Researchers Say Blood Test Could Predict Heart Attacks

Doctor’s can’t predict a heart attack before it happens – at least not yet. Scientists say that may all change soon, thanks to a new study that identified certain cells – circulating endothelial cells (CECs) -that are sloughed off from weakened blood vessel walls, which may indicate the first stages of a heart attack.

According to Dr. Eric Topol, lead author of the study published in the journal Science Translational Medicine, heart experts believe that heart attacks actually start days before a clot even forms. The first stages involve a weakening or erosion of the blood vessel walls. This then attracts inflammatory cells that damage the endothelial cells lining the inside of the blood vessels, causing cells to undergo mutations and clump together before sloughing off to float around the body.

Topol studied 50 patients who had a heart attack and 44 healthy controls, and discovered that the heart attack patients had more than four times the concentration of CECs in their blood than the controls. Their CECs also appeared misshapen and large, with multiple nuclei, compared to the normal looking CECs of healthy people.

“For the first time, we can isolate these cells through techniques that were not available in 1999,” says Topol. “They are like a window into the process that underlies an imminent heart attack.”
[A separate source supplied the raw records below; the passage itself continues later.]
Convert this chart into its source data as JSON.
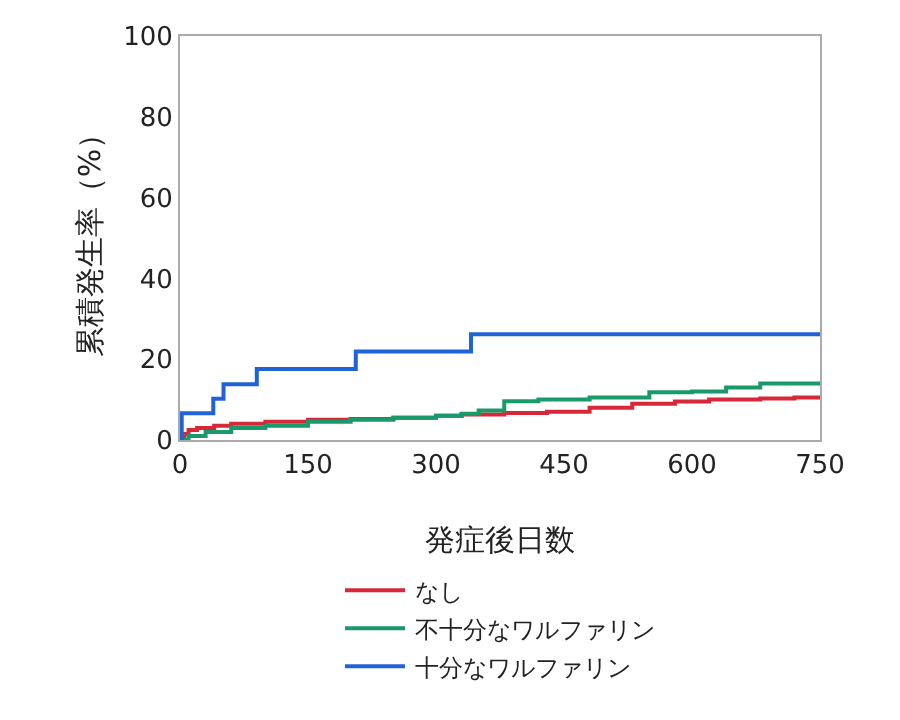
{
  "chart_data": {
    "type": "step",
    "xlabel": "発症後日数",
    "ylabel": "累積発生率（%）",
    "xlim": [
      0,
      750
    ],
    "ylim": [
      0,
      100
    ],
    "xticks": [
      0,
      150,
      300,
      450,
      600,
      750
    ],
    "yticks": [
      0,
      20,
      40,
      60,
      80,
      100
    ],
    "grid": false,
    "legend": "bottom",
    "marker": "none",
    "line_style": "solid",
    "series": [
      {
        "name": "なし",
        "color": "#d62839",
        "x": [
          0,
          5,
          10,
          20,
          40,
          60,
          100,
          150,
          200,
          250,
          300,
          330,
          380,
          430,
          480,
          530,
          580,
          620,
          680,
          720,
          750
        ],
        "values": [
          0,
          1.5,
          2.5,
          3,
          3.5,
          4,
          4.5,
          5,
          5.2,
          5.5,
          6,
          6.3,
          6.7,
          7,
          8,
          9,
          9.5,
          10,
          10.3,
          10.5,
          10.8
        ]
      },
      {
        "name": "不十分なワルファリン",
        "color": "#1a9a6a",
        "x": [
          0,
          10,
          30,
          60,
          100,
          150,
          200,
          250,
          300,
          330,
          350,
          380,
          420,
          480,
          550,
          600,
          640,
          680,
          750
        ],
        "values": [
          0,
          1,
          2,
          3,
          3.5,
          4.5,
          5,
          5.5,
          6,
          6.5,
          7.3,
          9.6,
          10,
          10.5,
          11.8,
          12,
          13,
          14,
          14.2
        ]
      },
      {
        "name": "十分なワルファリン",
        "color": "#1f63d6",
        "x": [
          0,
          2,
          39,
          51,
          90,
          206,
          341,
          750
        ],
        "values": [
          0,
          6.6,
          10.2,
          13.8,
          17.6,
          21.9,
          26.2,
          26.2
        ]
      }
    ]
  }
}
CECs start sloughing off the vessel walls a few days to a week or more before a heart attack occurs, which means testing for CECs can help doctors predict who is on the verge of having one.

“In the long term, now that we have the molecular signature of the CECs, we could put it in a nanosensor that is embedded into a tiny vein in high risk people who are most vulnerable to having a heart attack, and have that sensor talk to their cell phone, so they get an alert that they might have a heart attack in a few days.”

It may be years away, but this may ultimately help thousands of people predict and avoid heart attacks.